Before his conviction in Bowdoin’s death, Dixon was serving life sentences for sexual assault and other convictions stemming from an attack in the mid-1980s on a 21-year-old Northern Arizona University student. DNA samples taken while he was in prison later linked him to Bowdoin’s killing, which at that point had been unsolved.
In arguing that their client is mentally unfit to be executed, Dixon’s lawyers say he erroneously believes he will be executed because police at Northern Arizona University wrongfully arrested him in the previous case.
His attorneys concede he was in fact lawfully arrested then by Flagstaff police and said he can’t distinguish between reality and fantasy in the case involving the NAU student.
Board chairwoman Mina Mendez said Bowdin suffered before her death as a result of Dixon’s actions, that the victim’s family is haunted by the killing and that she believes the condemned man understands why he will be executed, despite claims that he is mentally unfit.
“What was missing was remorse or any kind of acceptance of responsibility,” Mendez said.
Board member Michael Johnson said, “I don’t see him having received any injustice.”
Dixon chose not to be present at the hearing.
His lawyers had tried unsuccessfully to get the courts to call off the hearing, arguing the board’s makeup violated a law that lets only two people from the “same professional discipline” serve on the board. Three board members worked previously in law enforcement.
Despite their objections, Dixon’s attorneys still participated in the hearing.
Amanda Bass, one of Dixon’s lawyers, said the defense team wasn’t disputing whether their client was guilty of murder or minimizing the suffering of Bowdoin’s family, but rather were asking for mercy because key information about his mental illness wasn’t heard at his trial, where Dixon had represented himself after firing his attorney.
Bass said jurors didn’t hear that Dixon had been diagnosed with schizophrenia as a young man and at one time had been committed to the Arizona State Hospital.
Bass also said Dixon was the subject of a civil commitment order issued two days before Bowdoin’s killing by then-Maricopa County Superior Court Judge Sandra Day O’Connor after the future U.S. Supreme Court justice had found Dixon “not guilty by reason of insanity” in a 1977 assault case. The order was issued two days before Bowdin's killing.
“The jury didn’t know any of this,” Bass said.
Ellen Dahl, a Maricopa County prosecutor, said the cruelty suffered by Bowdin was unimaginable.
“Mercy?” Dahl asked. “Where was the mercy for Deana as she lay with a strap across her neck?”
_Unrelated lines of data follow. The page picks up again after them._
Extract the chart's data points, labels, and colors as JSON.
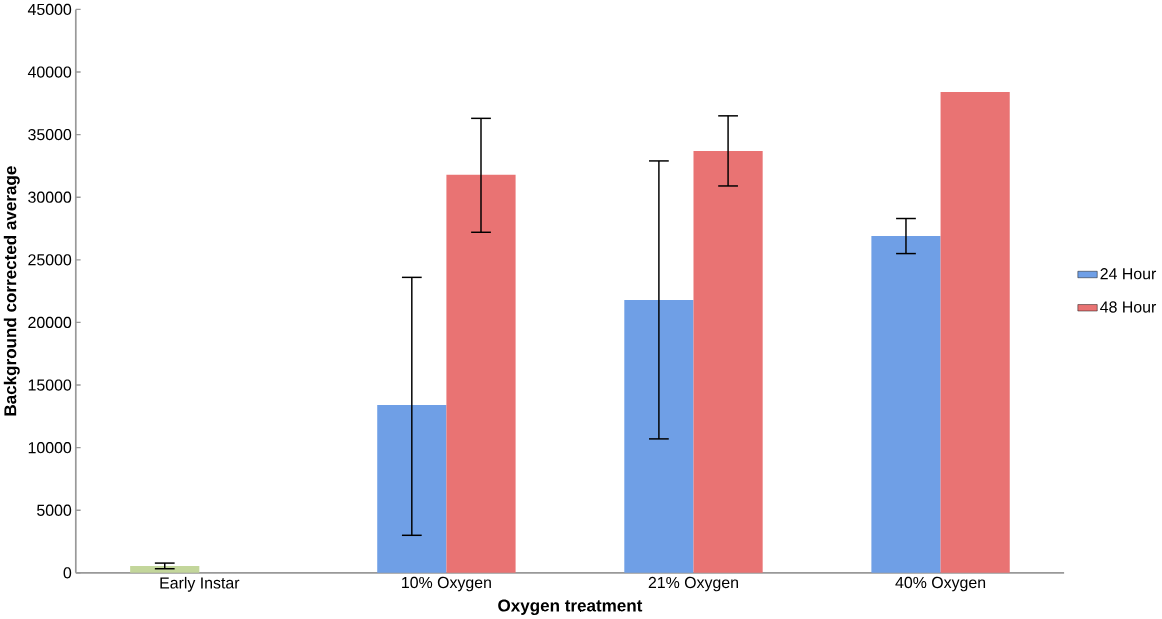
{
  "chart_data": {
    "type": "bar",
    "xlabel": "Oxygen treatment",
    "ylabel": "Background corrected average",
    "categories": [
      "Early Instar",
      "10% Oxygen",
      "21% Oxygen",
      "40% Oxygen"
    ],
    "series": [
      {
        "name": "24 Hour",
        "color": "#6f9fe6",
        "colors": [
          "#c3d69b",
          "#6f9fe6",
          "#6f9fe6",
          "#6f9fe6"
        ],
        "values": [
          550,
          13400,
          21800,
          26900
        ],
        "errors": [
          [
            330,
            780
          ],
          [
            3000,
            23600
          ],
          [
            10700,
            32900
          ],
          [
            25500,
            28300
          ]
        ]
      },
      {
        "name": "48 Hour",
        "color": "#e97373",
        "values": [
          null,
          31800,
          33700,
          38400
        ],
        "errors": [
          null,
          [
            27200,
            36300
          ],
          [
            30900,
            36500
          ],
          null
        ]
      }
    ],
    "ylim": [
      0,
      45000
    ],
    "yticks": [
      0,
      5000,
      10000,
      15000,
      20000,
      25000,
      30000,
      35000,
      40000,
      45000
    ],
    "grid": false,
    "legend": "right"
  }
}
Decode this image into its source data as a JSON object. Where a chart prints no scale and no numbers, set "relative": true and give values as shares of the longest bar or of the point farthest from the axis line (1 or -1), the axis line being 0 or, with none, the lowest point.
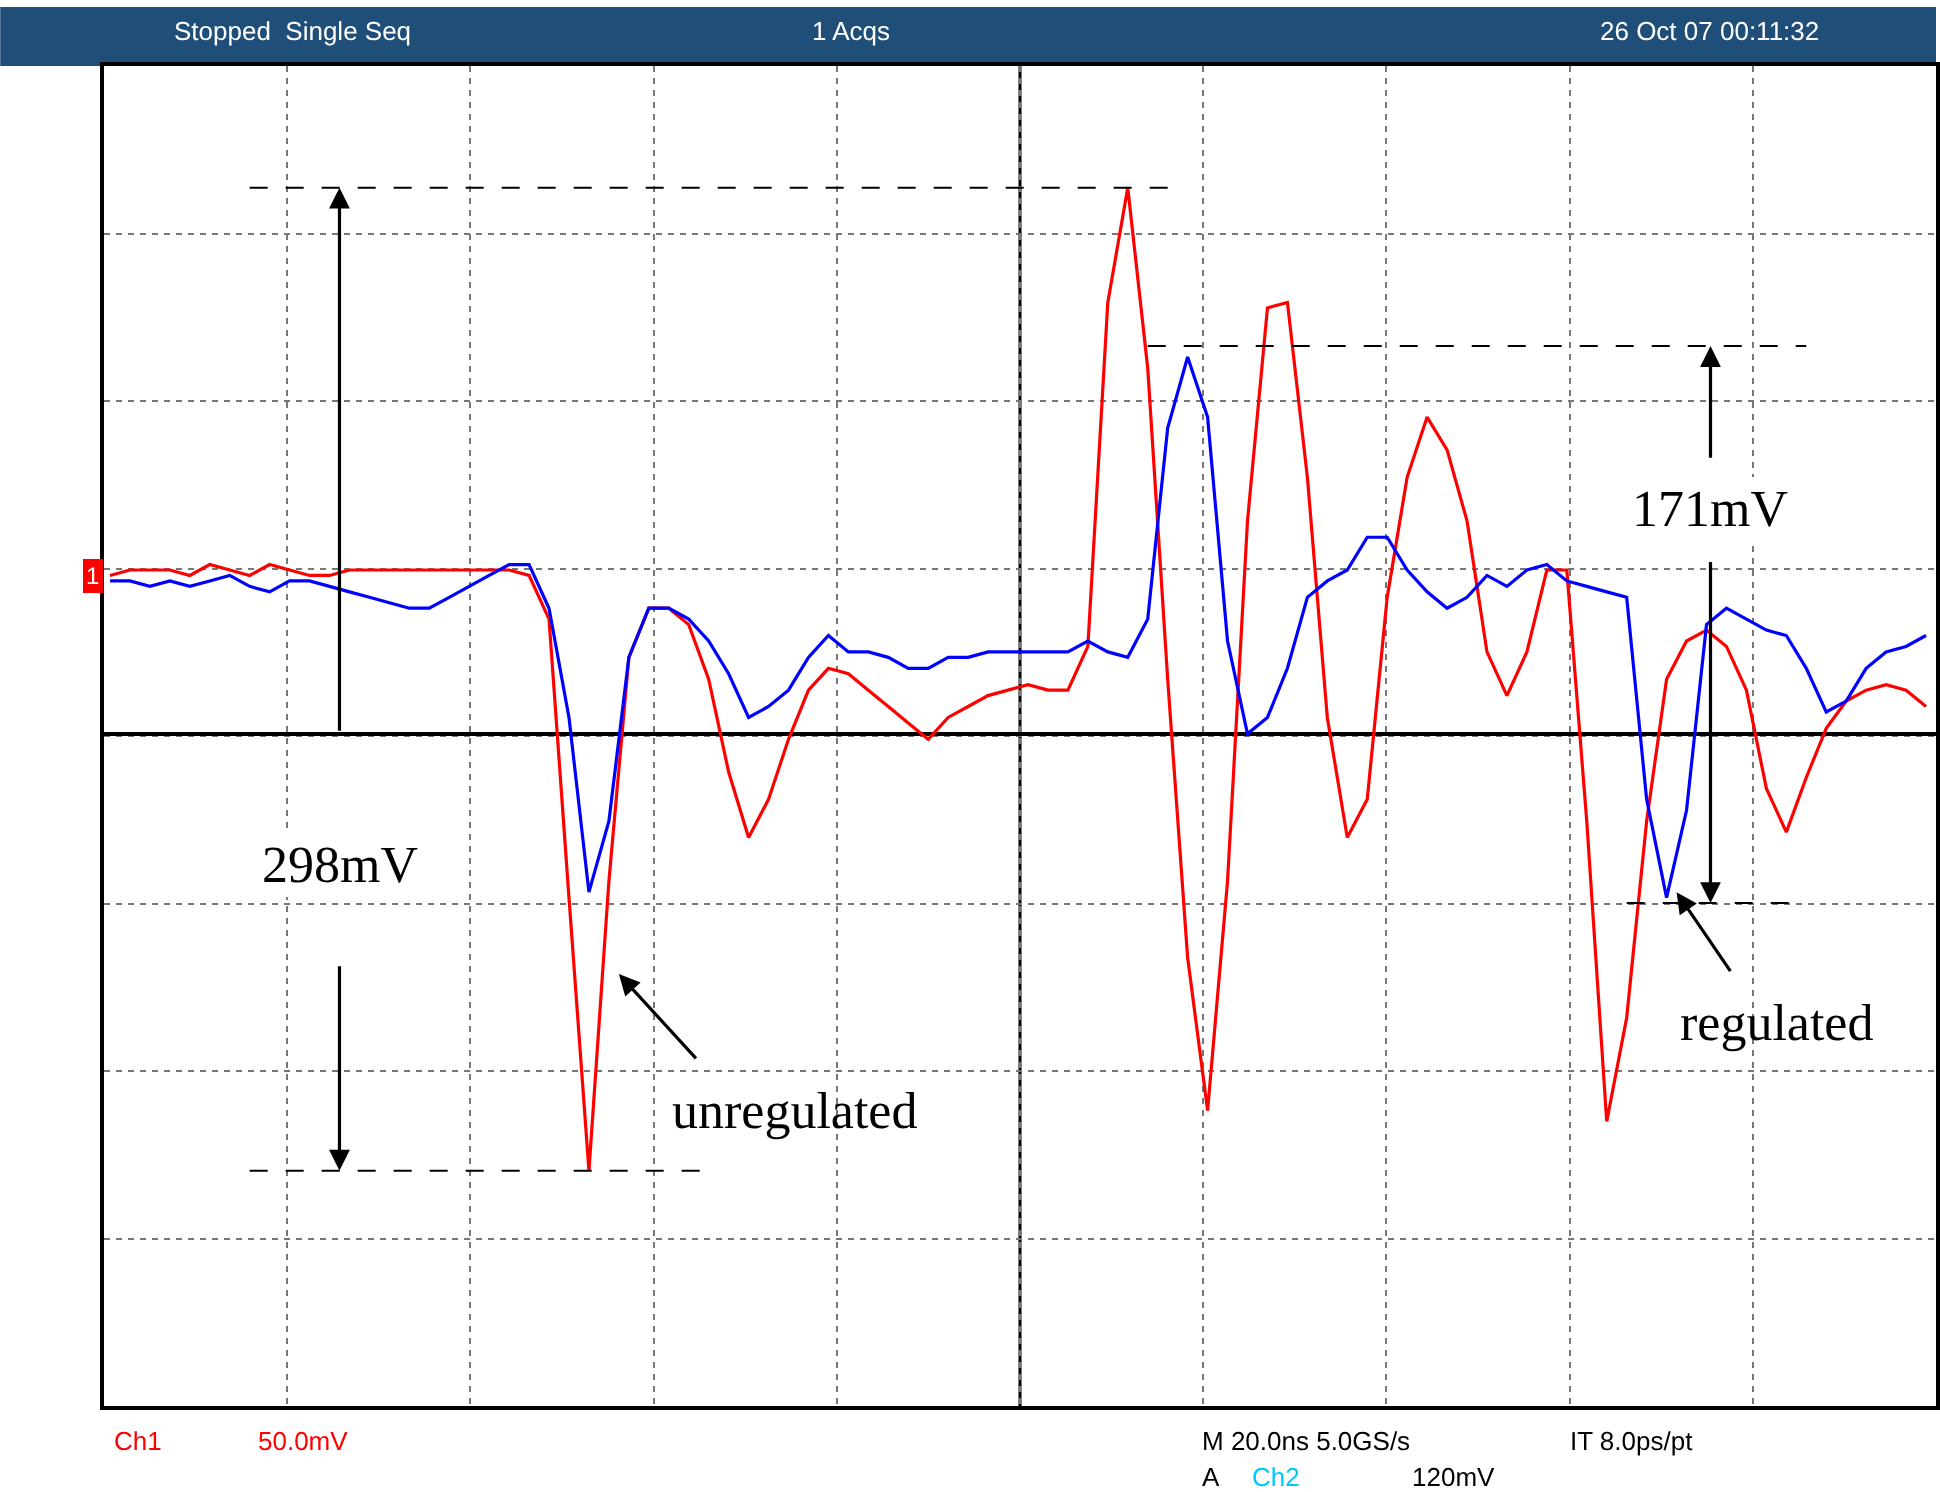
{
  "chart_data": {
    "type": "line",
    "relative": true,
    "grid": true,
    "line_style": "solid",
    "categories": [
      null,
      null,
      null,
      null,
      null,
      null,
      null,
      null,
      null,
      null,
      null,
      null,
      null,
      null,
      null,
      null,
      null,
      null,
      null,
      null,
      null,
      null,
      null,
      null,
      null,
      null,
      null,
      null,
      null,
      null,
      null,
      null,
      null,
      null,
      null,
      null,
      null,
      null,
      null,
      null,
      null,
      null,
      null,
      null,
      null,
      null,
      null,
      null,
      null,
      null,
      null,
      null,
      null,
      null,
      null,
      null,
      null,
      null,
      null,
      null,
      null,
      null,
      null,
      null,
      null,
      null,
      null,
      null,
      null,
      null,
      null,
      null,
      null,
      null,
      null,
      null,
      null,
      null,
      null,
      null,
      null,
      null,
      null,
      null,
      null,
      null,
      null,
      null,
      null,
      null,
      null,
      null
    ],
    "series": [
      {
        "color": "#ff0000",
        "values": [
          0.29,
          0.3,
          0.3,
          0.3,
          0.29,
          0.31,
          0.3,
          0.29,
          0.31,
          0.3,
          0.29,
          0.29,
          0.3,
          0.3,
          0.3,
          0.3,
          0.3,
          0.3,
          0.3,
          0.3,
          0.3,
          0.29,
          0.21,
          -0.3,
          -0.8,
          -0.27,
          0.14,
          0.23,
          0.23,
          0.2,
          0.1,
          -0.07,
          -0.19,
          -0.12,
          -0.01,
          0.08,
          0.12,
          0.11,
          0.08,
          0.05,
          0.02,
          -0.01,
          0.03,
          0.05,
          0.07,
          0.08,
          0.09,
          0.08,
          0.08,
          0.16,
          0.79,
          1.0,
          0.67,
          0.1,
          -0.41,
          -0.69,
          -0.27,
          0.39,
          0.78,
          0.79,
          0.47,
          0.03,
          -0.19,
          -0.12,
          0.25,
          0.47,
          0.58,
          0.52,
          0.39,
          0.15,
          0.07,
          0.15,
          0.3,
          0.3,
          -0.16,
          -0.71,
          -0.52,
          -0.16,
          0.1,
          0.17,
          0.19,
          0.16,
          0.08,
          -0.1,
          -0.18,
          -0.08,
          0.01,
          0.06,
          0.08,
          0.09,
          0.08,
          0.05
        ]
      },
      {
        "color": "#0000ff",
        "values": [
          0.28,
          0.28,
          0.27,
          0.28,
          0.27,
          0.28,
          0.29,
          0.27,
          0.26,
          0.28,
          0.28,
          0.27,
          0.26,
          0.25,
          0.24,
          0.23,
          0.23,
          0.25,
          0.27,
          0.29,
          0.31,
          0.31,
          0.23,
          0.03,
          -0.29,
          -0.16,
          0.14,
          0.23,
          0.23,
          0.21,
          0.17,
          0.11,
          0.03,
          0.05,
          0.08,
          0.14,
          0.18,
          0.15,
          0.15,
          0.14,
          0.12,
          0.12,
          0.14,
          0.14,
          0.15,
          0.15,
          0.15,
          0.15,
          0.15,
          0.17,
          0.15,
          0.14,
          0.21,
          0.56,
          0.69,
          0.58,
          0.17,
          0.0,
          0.03,
          0.12,
          0.25,
          0.28,
          0.3,
          0.36,
          0.36,
          0.3,
          0.26,
          0.23,
          0.25,
          0.29,
          0.27,
          0.3,
          0.31,
          0.28,
          0.27,
          0.26,
          0.25,
          -0.12,
          -0.3,
          -0.14,
          0.2,
          0.23,
          0.21,
          0.19,
          0.18,
          0.12,
          0.04,
          0.06,
          0.12,
          0.15,
          0.16,
          0.18
        ]
      },
      {
        "color": "#000000",
        "line_style": "dashed",
        "values": [
          null,
          null,
          null,
          null,
          null,
          null,
          null,
          1.0,
          1.0,
          1.0,
          1.0,
          1.0,
          1.0,
          1.0,
          1.0,
          1.0,
          1.0,
          1.0,
          1.0,
          1.0,
          1.0,
          1.0,
          1.0,
          1.0,
          1.0,
          1.0,
          1.0,
          1.0,
          1.0,
          1.0,
          1.0,
          1.0,
          1.0,
          1.0,
          1.0,
          1.0,
          1.0,
          1.0,
          1.0,
          1.0,
          1.0,
          1.0,
          1.0,
          1.0,
          1.0,
          1.0,
          1.0,
          1.0,
          1.0,
          1.0,
          1.0,
          1.0,
          1.0,
          1.0,
          null,
          null,
          null,
          null,
          null,
          null,
          null,
          null,
          null,
          null,
          null,
          null,
          null,
          null,
          null,
          null,
          null,
          null,
          null,
          null,
          null,
          null,
          null,
          null,
          null,
          null,
          null,
          null,
          null,
          null,
          null,
          null,
          null,
          null,
          null,
          null,
          null,
          null
        ]
      },
      {
        "color": "#000000",
        "line_style": "dashed",
        "values": [
          null,
          null,
          null,
          null,
          null,
          null,
          null,
          -0.8,
          -0.8,
          -0.8,
          -0.8,
          -0.8,
          -0.8,
          -0.8,
          -0.8,
          -0.8,
          -0.8,
          -0.8,
          -0.8,
          -0.8,
          -0.8,
          -0.8,
          -0.8,
          -0.8,
          -0.8,
          -0.8,
          -0.8,
          -0.8,
          -0.8,
          -0.8,
          -0.8,
          null,
          null,
          null,
          null,
          null,
          null,
          null,
          null,
          null,
          null,
          null,
          null,
          null,
          null,
          null,
          null,
          null,
          null,
          null,
          null,
          null,
          null,
          null,
          null,
          null,
          null,
          null,
          null,
          null,
          null,
          null,
          null,
          null,
          null,
          null,
          null,
          null,
          null,
          null,
          null,
          null,
          null,
          null,
          null,
          null,
          null,
          null,
          null,
          null,
          null,
          null,
          null,
          null,
          null,
          null,
          null,
          null,
          null,
          null,
          null,
          null
        ]
      },
      {
        "color": "#000000",
        "line_style": "dashed",
        "values": [
          null,
          null,
          null,
          null,
          null,
          null,
          null,
          null,
          null,
          null,
          null,
          null,
          null,
          null,
          null,
          null,
          null,
          null,
          null,
          null,
          null,
          null,
          null,
          null,
          null,
          null,
          null,
          null,
          null,
          null,
          null,
          null,
          null,
          null,
          null,
          null,
          null,
          null,
          null,
          null,
          null,
          null,
          null,
          null,
          null,
          null,
          null,
          null,
          null,
          null,
          null,
          null,
          0.71,
          0.71,
          0.71,
          0.71,
          0.71,
          0.71,
          0.71,
          0.71,
          0.71,
          0.71,
          0.71,
          0.71,
          0.71,
          0.71,
          0.71,
          0.71,
          0.71,
          0.71,
          0.71,
          0.71,
          0.71,
          0.71,
          0.71,
          0.71,
          0.71,
          0.71,
          0.71,
          0.71,
          0.71,
          0.71,
          0.71,
          0.71,
          0.71,
          0.71,
          null,
          null,
          null,
          null,
          null,
          null
        ]
      },
      {
        "color": "#000000",
        "line_style": "dashed",
        "values": [
          null,
          null,
          null,
          null,
          null,
          null,
          null,
          null,
          null,
          null,
          null,
          null,
          null,
          null,
          null,
          null,
          null,
          null,
          null,
          null,
          null,
          null,
          null,
          null,
          null,
          null,
          null,
          null,
          null,
          null,
          null,
          null,
          null,
          null,
          null,
          null,
          null,
          null,
          null,
          null,
          null,
          null,
          null,
          null,
          null,
          null,
          null,
          null,
          null,
          null,
          null,
          null,
          null,
          null,
          null,
          null,
          null,
          null,
          null,
          null,
          null,
          null,
          null,
          null,
          null,
          null,
          null,
          null,
          null,
          null,
          null,
          null,
          null,
          null,
          null,
          null,
          -0.31,
          -0.31,
          -0.31,
          -0.31,
          -0.31,
          -0.31,
          -0.31,
          -0.31,
          -0.31,
          -0.31,
          null,
          null,
          null,
          null,
          null,
          null
        ]
      }
    ],
    "annotations": [
      "Stopped  Single Seq",
      "1 Acqs",
      "26 Oct 07 00:11:32",
      "Ch1",
      "50.0mV",
      "M 20.0ns 5.0GS/s",
      "IT 8.0ps/pt",
      "A",
      "Ch2",
      "120mV",
      "298mV",
      "171mV",
      "unregulated",
      "regulated",
      "1"
    ]
  }
}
The last time Arizona used the death penalty was in July 2014, when Joseph Wood was given 15 doses of a two-drug combination over two hours in an execution that his lawyers said was botched. Arizona has 112 prisoners on death row.
States, including Arizona, have struggled to buy execution drugs in recent years after U.S. and European pharmaceutical companies began blocking the use of their products in lethal injections. Last year, Arizona corrections officials revealed that they had finally obtained a lethal injection drug and were ready to resume executions.
Arizona has 113 prisoners on death row.